There is one issue I didn't considered when introducing channel monitor. When the IID (Instance ID) in the GLS (Get Link State) command changes from 255 to 1. The BCM5718 never gives response for the command who has 1 for its IID. I already had a patch fixing it and will post it together with other NCSI patches later.

geissonator commented 8 years ago

One interesting tidbit, is once we hit the fail (i.e. you can't ping the BMC externally), if you go into the BMC serial console, and do a "traceroute" to a system within the lab, the ping to the BMC suddenly starts working.

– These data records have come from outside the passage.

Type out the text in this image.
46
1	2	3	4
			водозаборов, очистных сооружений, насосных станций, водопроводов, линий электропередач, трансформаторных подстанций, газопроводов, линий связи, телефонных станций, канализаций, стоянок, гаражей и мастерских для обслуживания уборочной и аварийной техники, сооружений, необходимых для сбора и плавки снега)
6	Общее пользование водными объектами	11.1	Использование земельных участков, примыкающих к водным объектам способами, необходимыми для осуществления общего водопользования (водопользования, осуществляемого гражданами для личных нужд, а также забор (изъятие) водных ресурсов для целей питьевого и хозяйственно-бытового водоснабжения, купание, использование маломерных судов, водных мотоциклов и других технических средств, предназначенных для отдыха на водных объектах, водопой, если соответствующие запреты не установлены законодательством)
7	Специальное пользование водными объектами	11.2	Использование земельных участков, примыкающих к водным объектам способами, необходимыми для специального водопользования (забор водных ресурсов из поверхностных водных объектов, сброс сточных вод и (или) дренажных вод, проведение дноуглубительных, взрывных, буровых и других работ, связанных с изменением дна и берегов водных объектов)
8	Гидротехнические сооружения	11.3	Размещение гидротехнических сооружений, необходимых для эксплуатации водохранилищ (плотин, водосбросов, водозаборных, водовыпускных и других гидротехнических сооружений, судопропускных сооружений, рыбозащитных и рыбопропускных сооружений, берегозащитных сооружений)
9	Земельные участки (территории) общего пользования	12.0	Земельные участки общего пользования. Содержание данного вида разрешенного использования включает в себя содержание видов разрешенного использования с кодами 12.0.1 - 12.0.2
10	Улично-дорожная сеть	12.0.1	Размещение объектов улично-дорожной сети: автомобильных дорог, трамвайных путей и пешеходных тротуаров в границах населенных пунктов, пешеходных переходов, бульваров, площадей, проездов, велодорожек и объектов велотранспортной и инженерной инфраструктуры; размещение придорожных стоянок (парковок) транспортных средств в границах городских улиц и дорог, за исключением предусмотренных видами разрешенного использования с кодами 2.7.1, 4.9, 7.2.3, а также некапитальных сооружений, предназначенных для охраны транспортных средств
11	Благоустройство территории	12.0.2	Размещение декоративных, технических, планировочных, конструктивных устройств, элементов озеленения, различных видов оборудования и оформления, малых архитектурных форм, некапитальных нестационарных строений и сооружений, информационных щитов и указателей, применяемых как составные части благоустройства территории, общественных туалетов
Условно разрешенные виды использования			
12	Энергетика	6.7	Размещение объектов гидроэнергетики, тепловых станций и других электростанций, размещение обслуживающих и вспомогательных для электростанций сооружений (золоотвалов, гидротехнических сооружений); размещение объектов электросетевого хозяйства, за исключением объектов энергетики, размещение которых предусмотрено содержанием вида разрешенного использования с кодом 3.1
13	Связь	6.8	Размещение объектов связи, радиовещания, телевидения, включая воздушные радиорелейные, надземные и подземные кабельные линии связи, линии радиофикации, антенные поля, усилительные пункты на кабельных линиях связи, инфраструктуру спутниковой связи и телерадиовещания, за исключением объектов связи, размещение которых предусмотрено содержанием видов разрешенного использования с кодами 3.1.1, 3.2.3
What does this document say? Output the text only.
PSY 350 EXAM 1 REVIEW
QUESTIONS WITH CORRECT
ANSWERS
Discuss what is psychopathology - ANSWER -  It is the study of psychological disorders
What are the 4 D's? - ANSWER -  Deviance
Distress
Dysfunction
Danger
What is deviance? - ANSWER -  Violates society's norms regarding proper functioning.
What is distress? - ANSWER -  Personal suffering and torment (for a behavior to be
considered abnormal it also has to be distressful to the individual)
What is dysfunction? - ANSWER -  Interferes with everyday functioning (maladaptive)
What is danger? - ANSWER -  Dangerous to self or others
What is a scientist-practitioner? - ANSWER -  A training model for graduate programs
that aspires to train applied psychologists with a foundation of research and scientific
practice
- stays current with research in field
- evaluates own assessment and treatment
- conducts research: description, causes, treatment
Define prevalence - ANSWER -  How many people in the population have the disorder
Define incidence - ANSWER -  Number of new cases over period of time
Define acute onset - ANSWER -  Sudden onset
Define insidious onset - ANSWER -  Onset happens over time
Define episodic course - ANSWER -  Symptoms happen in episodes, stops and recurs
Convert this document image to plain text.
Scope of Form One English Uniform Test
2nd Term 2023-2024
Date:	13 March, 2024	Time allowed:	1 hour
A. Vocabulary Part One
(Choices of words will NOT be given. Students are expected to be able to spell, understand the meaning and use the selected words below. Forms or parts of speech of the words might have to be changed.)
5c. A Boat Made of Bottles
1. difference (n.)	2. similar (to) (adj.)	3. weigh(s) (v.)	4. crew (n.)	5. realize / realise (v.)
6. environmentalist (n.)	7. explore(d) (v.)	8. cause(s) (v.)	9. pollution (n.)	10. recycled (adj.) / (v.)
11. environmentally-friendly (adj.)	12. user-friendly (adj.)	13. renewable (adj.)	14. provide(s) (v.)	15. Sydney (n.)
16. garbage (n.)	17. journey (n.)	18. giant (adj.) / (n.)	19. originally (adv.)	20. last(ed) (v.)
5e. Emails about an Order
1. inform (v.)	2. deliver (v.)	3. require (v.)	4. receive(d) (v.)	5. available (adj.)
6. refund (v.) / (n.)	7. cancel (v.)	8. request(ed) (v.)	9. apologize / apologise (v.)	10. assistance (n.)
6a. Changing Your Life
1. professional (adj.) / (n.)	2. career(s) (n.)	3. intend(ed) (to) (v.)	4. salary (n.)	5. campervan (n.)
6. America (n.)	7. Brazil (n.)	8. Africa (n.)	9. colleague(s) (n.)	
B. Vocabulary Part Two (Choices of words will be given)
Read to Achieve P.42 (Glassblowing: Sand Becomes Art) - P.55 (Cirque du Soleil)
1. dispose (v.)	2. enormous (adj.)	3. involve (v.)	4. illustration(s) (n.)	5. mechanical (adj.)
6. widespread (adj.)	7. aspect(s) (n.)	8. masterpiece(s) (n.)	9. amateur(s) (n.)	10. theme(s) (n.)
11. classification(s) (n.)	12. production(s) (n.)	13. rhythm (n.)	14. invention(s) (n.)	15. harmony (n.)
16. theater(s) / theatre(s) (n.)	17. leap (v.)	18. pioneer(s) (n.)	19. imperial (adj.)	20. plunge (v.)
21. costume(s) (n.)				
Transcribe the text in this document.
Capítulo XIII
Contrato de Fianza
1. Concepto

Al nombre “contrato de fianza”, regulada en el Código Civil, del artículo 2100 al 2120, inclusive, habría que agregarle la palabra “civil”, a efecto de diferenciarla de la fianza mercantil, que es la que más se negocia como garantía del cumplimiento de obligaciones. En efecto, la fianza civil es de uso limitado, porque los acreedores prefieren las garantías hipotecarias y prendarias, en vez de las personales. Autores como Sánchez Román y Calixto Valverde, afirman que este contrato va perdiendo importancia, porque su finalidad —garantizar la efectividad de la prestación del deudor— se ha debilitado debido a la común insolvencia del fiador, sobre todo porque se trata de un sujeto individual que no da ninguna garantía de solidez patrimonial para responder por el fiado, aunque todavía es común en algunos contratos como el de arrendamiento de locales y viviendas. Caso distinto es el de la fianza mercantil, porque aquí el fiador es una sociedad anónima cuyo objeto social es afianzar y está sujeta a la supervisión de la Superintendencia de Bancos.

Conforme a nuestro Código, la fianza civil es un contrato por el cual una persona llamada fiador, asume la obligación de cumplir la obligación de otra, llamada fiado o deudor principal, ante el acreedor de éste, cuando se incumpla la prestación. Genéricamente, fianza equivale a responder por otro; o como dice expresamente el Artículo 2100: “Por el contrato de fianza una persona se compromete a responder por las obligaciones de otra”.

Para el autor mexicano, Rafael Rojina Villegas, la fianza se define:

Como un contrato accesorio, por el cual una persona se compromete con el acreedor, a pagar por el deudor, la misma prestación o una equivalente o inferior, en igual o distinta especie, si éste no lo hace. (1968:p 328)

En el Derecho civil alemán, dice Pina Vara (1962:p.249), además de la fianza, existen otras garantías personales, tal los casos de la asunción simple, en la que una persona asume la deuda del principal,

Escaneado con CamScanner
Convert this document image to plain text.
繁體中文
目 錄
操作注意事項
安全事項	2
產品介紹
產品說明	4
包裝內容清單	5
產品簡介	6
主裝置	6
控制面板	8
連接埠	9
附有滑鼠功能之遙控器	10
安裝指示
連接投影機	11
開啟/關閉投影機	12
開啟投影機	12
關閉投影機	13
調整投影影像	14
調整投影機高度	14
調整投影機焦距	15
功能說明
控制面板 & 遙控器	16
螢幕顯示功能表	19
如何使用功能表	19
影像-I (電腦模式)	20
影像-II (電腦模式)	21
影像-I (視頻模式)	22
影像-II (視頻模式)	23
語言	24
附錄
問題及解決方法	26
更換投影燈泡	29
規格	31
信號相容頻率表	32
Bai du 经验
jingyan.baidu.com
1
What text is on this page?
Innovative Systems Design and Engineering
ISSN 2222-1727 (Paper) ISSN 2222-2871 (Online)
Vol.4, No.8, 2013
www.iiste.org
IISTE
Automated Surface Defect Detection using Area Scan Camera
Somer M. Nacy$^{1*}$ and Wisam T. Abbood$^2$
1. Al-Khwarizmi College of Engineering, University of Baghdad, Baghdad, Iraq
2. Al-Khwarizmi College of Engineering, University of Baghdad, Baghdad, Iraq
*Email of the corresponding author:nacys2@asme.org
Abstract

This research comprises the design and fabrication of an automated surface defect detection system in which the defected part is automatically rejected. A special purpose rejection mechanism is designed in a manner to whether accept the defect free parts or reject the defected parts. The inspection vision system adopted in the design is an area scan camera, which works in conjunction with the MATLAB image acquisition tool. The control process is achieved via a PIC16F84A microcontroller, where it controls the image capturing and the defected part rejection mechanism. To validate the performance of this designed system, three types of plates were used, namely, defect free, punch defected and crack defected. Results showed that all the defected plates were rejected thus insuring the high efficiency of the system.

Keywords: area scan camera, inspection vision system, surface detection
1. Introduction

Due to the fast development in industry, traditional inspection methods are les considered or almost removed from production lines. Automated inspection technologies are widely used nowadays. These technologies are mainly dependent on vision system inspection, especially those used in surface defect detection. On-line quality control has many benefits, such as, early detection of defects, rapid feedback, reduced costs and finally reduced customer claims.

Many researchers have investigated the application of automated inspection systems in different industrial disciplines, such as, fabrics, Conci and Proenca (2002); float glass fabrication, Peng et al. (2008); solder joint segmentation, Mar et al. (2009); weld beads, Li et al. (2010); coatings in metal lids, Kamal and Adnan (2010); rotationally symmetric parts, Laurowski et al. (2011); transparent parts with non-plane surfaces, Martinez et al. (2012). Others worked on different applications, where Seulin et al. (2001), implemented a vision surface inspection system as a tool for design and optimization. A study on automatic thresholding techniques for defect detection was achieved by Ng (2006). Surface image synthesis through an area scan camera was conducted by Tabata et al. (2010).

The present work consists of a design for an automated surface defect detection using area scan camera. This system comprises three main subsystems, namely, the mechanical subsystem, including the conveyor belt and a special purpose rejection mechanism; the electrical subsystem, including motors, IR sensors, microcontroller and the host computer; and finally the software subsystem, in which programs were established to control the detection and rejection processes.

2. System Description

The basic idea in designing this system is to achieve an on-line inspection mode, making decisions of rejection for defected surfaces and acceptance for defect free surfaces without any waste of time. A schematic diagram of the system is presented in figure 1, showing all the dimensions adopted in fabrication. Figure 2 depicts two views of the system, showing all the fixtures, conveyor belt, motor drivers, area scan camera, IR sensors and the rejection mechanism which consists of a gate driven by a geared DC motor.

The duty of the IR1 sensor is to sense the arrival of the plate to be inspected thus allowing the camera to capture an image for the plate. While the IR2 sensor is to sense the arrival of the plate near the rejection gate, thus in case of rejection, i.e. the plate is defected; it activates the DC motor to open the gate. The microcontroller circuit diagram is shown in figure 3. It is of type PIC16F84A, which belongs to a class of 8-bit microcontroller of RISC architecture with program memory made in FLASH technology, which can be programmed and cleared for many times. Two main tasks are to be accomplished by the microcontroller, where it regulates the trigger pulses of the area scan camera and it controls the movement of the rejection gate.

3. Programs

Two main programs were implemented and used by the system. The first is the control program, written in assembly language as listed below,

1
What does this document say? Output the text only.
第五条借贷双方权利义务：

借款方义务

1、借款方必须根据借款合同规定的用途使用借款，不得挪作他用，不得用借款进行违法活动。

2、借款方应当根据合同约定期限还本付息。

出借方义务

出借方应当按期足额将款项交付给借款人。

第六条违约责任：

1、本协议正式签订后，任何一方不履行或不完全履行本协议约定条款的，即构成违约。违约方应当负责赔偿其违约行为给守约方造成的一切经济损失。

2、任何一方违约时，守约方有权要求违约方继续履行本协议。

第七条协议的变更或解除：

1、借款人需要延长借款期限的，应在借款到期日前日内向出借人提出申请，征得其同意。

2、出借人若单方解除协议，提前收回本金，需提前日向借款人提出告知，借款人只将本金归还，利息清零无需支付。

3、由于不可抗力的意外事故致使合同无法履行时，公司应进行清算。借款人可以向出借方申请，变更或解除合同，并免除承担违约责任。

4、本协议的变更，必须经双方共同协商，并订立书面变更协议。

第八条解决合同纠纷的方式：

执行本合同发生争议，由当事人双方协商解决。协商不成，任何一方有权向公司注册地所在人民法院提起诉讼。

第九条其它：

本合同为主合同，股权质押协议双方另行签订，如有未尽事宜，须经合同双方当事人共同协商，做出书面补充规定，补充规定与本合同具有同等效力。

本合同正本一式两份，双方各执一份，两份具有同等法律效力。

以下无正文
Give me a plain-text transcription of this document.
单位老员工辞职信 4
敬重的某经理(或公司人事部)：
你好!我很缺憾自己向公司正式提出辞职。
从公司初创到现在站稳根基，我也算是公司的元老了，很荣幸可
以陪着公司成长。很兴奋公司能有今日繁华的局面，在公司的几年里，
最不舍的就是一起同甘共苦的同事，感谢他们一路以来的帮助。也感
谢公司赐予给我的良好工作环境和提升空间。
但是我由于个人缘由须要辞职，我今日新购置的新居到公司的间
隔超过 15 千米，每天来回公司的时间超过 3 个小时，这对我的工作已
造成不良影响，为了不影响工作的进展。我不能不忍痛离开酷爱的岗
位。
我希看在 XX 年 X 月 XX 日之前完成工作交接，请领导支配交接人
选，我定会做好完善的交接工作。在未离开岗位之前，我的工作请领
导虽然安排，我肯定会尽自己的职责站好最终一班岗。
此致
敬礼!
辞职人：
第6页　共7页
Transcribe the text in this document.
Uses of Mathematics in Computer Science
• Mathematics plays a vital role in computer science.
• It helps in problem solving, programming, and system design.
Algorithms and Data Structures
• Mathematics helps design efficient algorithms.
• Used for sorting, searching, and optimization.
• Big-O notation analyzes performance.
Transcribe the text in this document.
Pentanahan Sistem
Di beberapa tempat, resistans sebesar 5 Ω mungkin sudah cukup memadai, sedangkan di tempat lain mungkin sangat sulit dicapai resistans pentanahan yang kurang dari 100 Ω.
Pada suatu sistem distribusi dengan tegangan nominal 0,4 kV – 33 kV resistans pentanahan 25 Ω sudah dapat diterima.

We continue to hit this consistently across all of our systems here in Austin and are eagerly anticipating a fix.

gwshan commented 7 years ago

Copy to internal email exchange to make this complete:

Andrew, thanks a lot for sharing the machines for debugging. it's not surprise to see non-functional network as two BMCs have same MAC addresses. Please ask the network admin to assign the correct (non-conflicting) MAC addresses to the BMCs.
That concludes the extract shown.